Знаменитая комета 1811 года также не изгладилась из моей памяти: она была очень ясна, с длинным, широким хвостом. Помню, как, бывало, в сумерки, мы ежедневно с няней садились у окна и ожидали ее появления. Я любовался ею, а старая наша няня крестилась и с грустью говаривала: «Ох, это не перед добром!.. не перед добром!..» и шепотом начинала читать молитвы… С этого же времени я начинаю помнить еще одно лицо из нашего семейного кружка, — это князь Иван Степанович Сумбатов.

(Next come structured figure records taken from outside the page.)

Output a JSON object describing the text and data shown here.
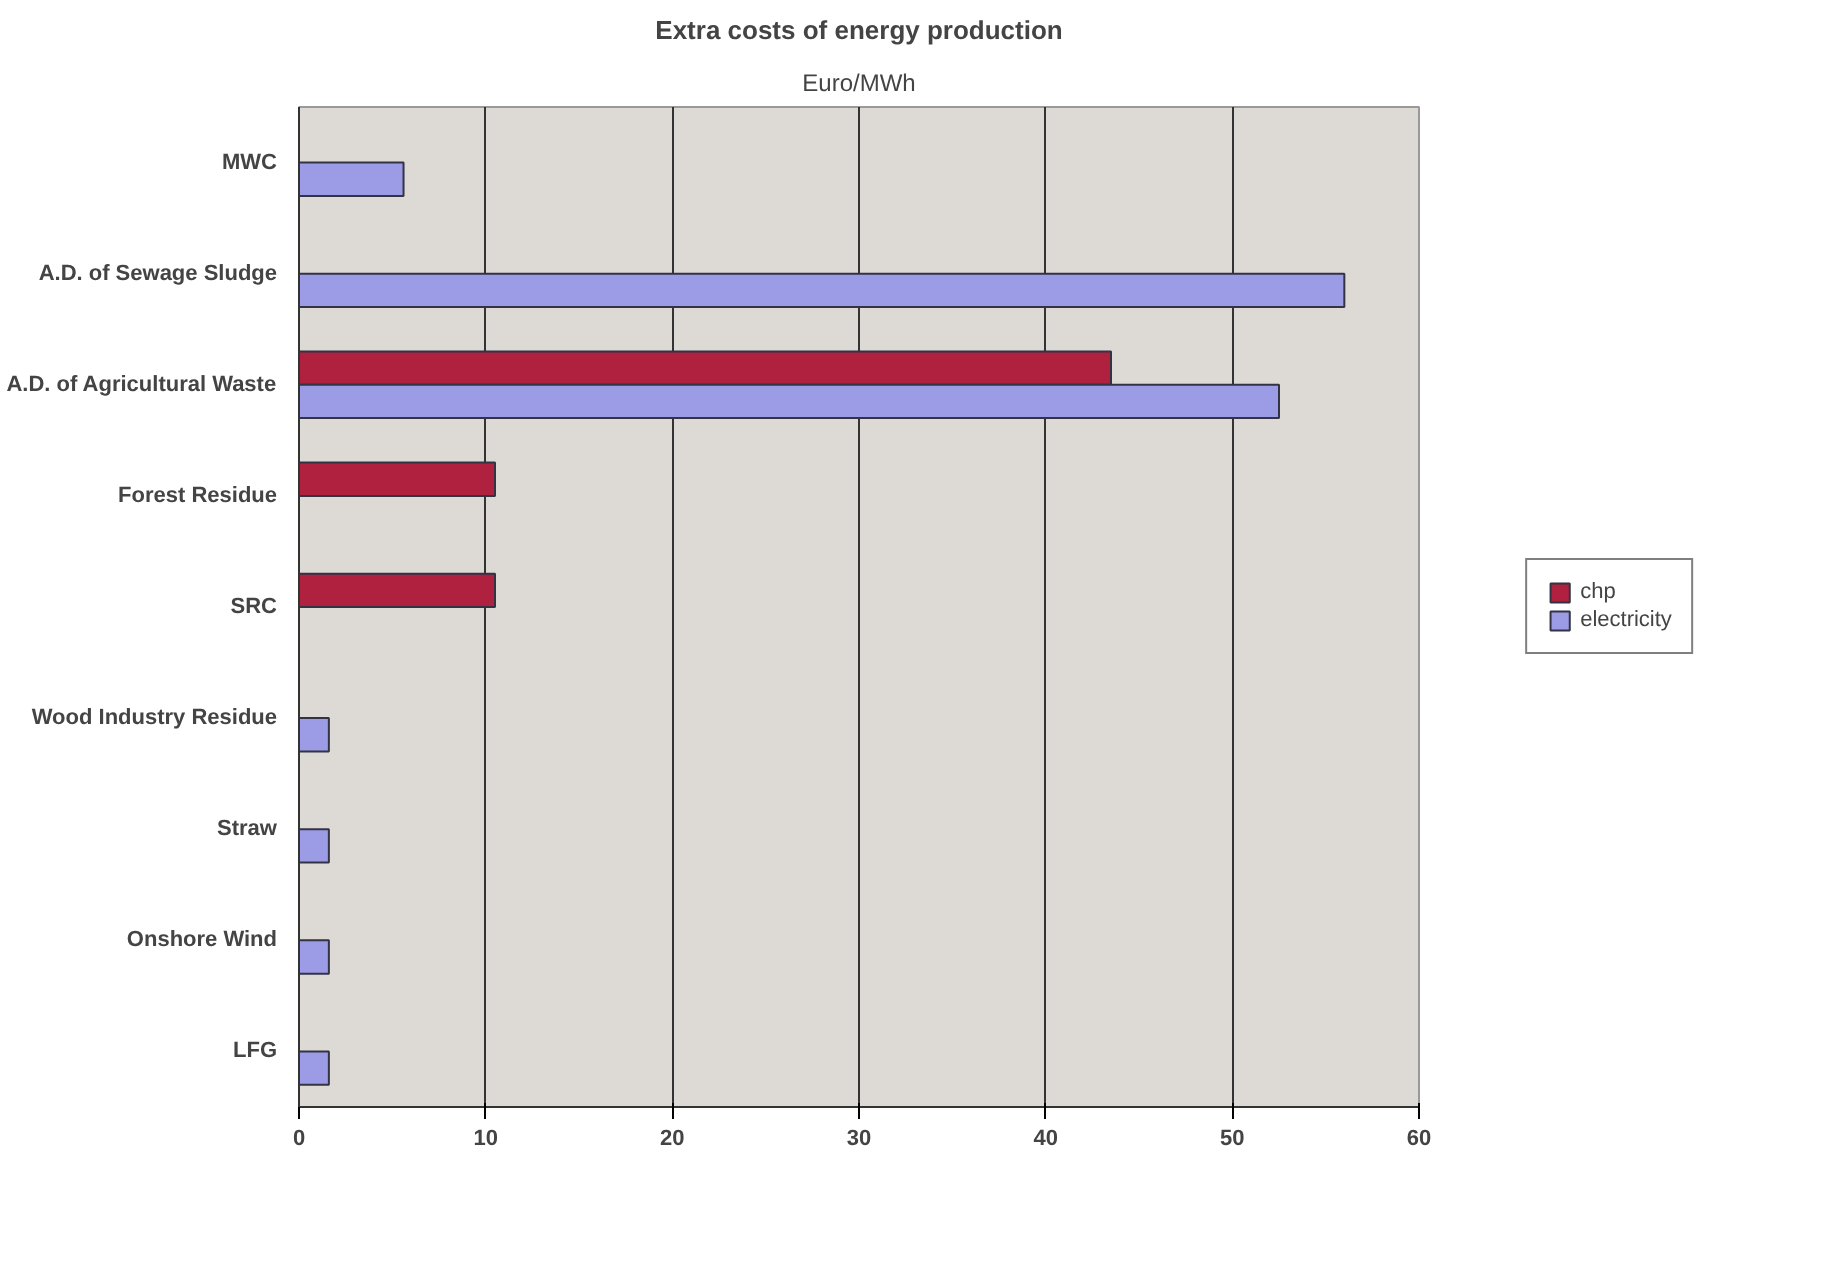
{
  "chart_data": {
    "type": "bar",
    "orientation": "horizontal",
    "title": "Extra costs of energy production",
    "subtitle": "Euro/MWh",
    "categories": [
      "MWC",
      "A.D. of Sewage Sludge",
      "A.D. of Agricultural Waste",
      "Forest Residue",
      "SRC",
      "Wood Industry Residue",
      "Straw",
      "Onshore Wind",
      "LFG"
    ],
    "series": [
      {
        "name": "chp",
        "color": "#b0203f",
        "values": [
          null,
          null,
          43.5,
          10.5,
          10.5,
          null,
          null,
          null,
          null
        ]
      },
      {
        "name": "electricity",
        "color": "#9c9ce6",
        "values": [
          5.6,
          56,
          52.5,
          null,
          null,
          1.6,
          1.6,
          1.6,
          1.6
        ]
      }
    ],
    "xlim": [
      0,
      60
    ],
    "xticks": [
      0,
      10,
      20,
      30,
      40,
      50,
      60
    ],
    "grid": "x",
    "legend": "right"
  }
}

Он был в свете лицо незначительное, не был ни художник, ни артист, не имел важного чина, но был простой, добрый и честнейший человек[4]. Он посещал нас почти ежедневно и был преданным и бескорыстным другом всего нашего семейства. Не имея никакого состояния, он был готов всегда разделить свой последний рубль с людьми, которые приходились ему по душе. Говорят, будто лицо «есть зеркало души», но его лицо, напротив, служило явным противоречием этой парадоксальной поговорки. Лицо кн. Сумбатова носило на себе резкий тип восточного его происхождения: сросшиеся густые брови, большие черные глаза, орлиный нос, отвислые губы — все это было не только не привлекательно, но, вероятно, могло, с первого взгляда, поселить антипатию к нему. Актер, играющий злодеев, был бы, конечно, очень доволен этой резкой наружностью для сценического эффекта. Художник, который бы вздумал представить на картине какого нибудь Митридата, Ирода или Фараона, с удовольствием попросил бы добряка Сумбатова служить ему натурщиком для злодейской фигуры, а князь, по доброте души своей, конечно бы не отказал художнику… И если бы эта картина была, наконец, на выставке в академии художеств, то, вероятно, не один зевака, с претензией на проницательность физиономиста, глядя на портрет Сумбатова, сказал: «У! вот злодей, так злодей! На лице написано, что должен быть бедовый!..» а этот злодей — во всю свою жизнь, конечно, цыпленка не обидел…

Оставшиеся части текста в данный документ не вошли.